Suzanne Exposito (born September 1, 1989), is an American writer. She has worked as a music reporter and columnist at the Los Angeles Times and previously as Latin music editor at Rolling Stone. In May 2020 she became the first Latina to write a cover story for the magazine, which was a profile of the Puerto Rican artist Bad Bunny.

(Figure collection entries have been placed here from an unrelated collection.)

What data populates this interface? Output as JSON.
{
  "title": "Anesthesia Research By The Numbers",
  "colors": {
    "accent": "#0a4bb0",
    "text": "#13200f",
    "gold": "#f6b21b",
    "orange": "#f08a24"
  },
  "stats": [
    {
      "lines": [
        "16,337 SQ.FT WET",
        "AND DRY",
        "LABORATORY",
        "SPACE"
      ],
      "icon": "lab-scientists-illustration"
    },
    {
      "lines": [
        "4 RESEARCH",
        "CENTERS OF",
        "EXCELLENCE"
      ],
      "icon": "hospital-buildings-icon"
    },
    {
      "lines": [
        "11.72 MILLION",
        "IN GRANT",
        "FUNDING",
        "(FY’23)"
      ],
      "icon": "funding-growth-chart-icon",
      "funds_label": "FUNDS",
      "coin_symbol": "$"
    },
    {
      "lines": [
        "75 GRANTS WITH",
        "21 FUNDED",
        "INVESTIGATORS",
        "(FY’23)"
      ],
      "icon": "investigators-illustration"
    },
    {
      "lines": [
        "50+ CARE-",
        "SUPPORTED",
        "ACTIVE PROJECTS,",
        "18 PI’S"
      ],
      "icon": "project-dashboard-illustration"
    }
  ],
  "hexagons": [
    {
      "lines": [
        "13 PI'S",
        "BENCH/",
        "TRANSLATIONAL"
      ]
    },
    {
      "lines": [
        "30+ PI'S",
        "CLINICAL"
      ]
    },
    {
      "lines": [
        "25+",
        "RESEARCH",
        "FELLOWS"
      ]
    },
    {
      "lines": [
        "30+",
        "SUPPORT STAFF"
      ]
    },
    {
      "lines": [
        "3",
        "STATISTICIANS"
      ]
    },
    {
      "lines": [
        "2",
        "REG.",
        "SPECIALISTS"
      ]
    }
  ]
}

Her writing has been featured in Pitchfork, Revolver magazine, Them. magazine and Teen Vogue. She was previously a contributing illustrator for Bitch as well as Rookie. She has appeared as a guest speaker at conferences such as NPR Music's Turning the Tables and StopSlut: A Conference on Sexuality, Bullying, and Rape.

==Early life==
Exposito is half-Belizean; her mother is a native of the country. Her father is Cuban-American. Exposito graduated from Douglas Anderson School of the Arts in Jacksonville, Florida in 2007. She then attended Parsons School of Design in New York for three semesters, where she studied illustration. She subsequently attended the Eugene Lang College of Liberal Arts in New York, graduating in 2011 with a B.A. in Writing and a minor in Gender Studies.

==Career==
Exposito began her career while still in college, volunteering at the Willie Mae Rock Camp for Girls, also known as Girls Rock! Camp. Beginning her involvement in 2009, she would continue as a camp counselor and band coach through 2018. She has also volunteered for the POC Zine Project, Planned Parenthood and Students Active for Ending Rape. From 2010 to 2015 she was the lead vocalist in the feminist punk band Shady Hawkins. In 2012, Exposito started writing and illustrating a serial comic called "The Best Song Ever" for Rookie; in 2013, she continued her role while also assistant editing at MTV World. In 2015, she began work as a staff contributor at Rolling Stone. In 2018, she was promoted to the post of Latin music editor for the magazine. In October 2020 she became a staff writer for the Los Angeles Times. In 2021, Exposito and two other Latino culture reporters responded to the release of In the Heights.

==Personal life==
Exposito is bisexual.

In 2020, in partnership with Tierra Narrative, Exposito helped raise funds for Centro Corona, a Queens community center providing aid to Central American countries affected by coronavirus.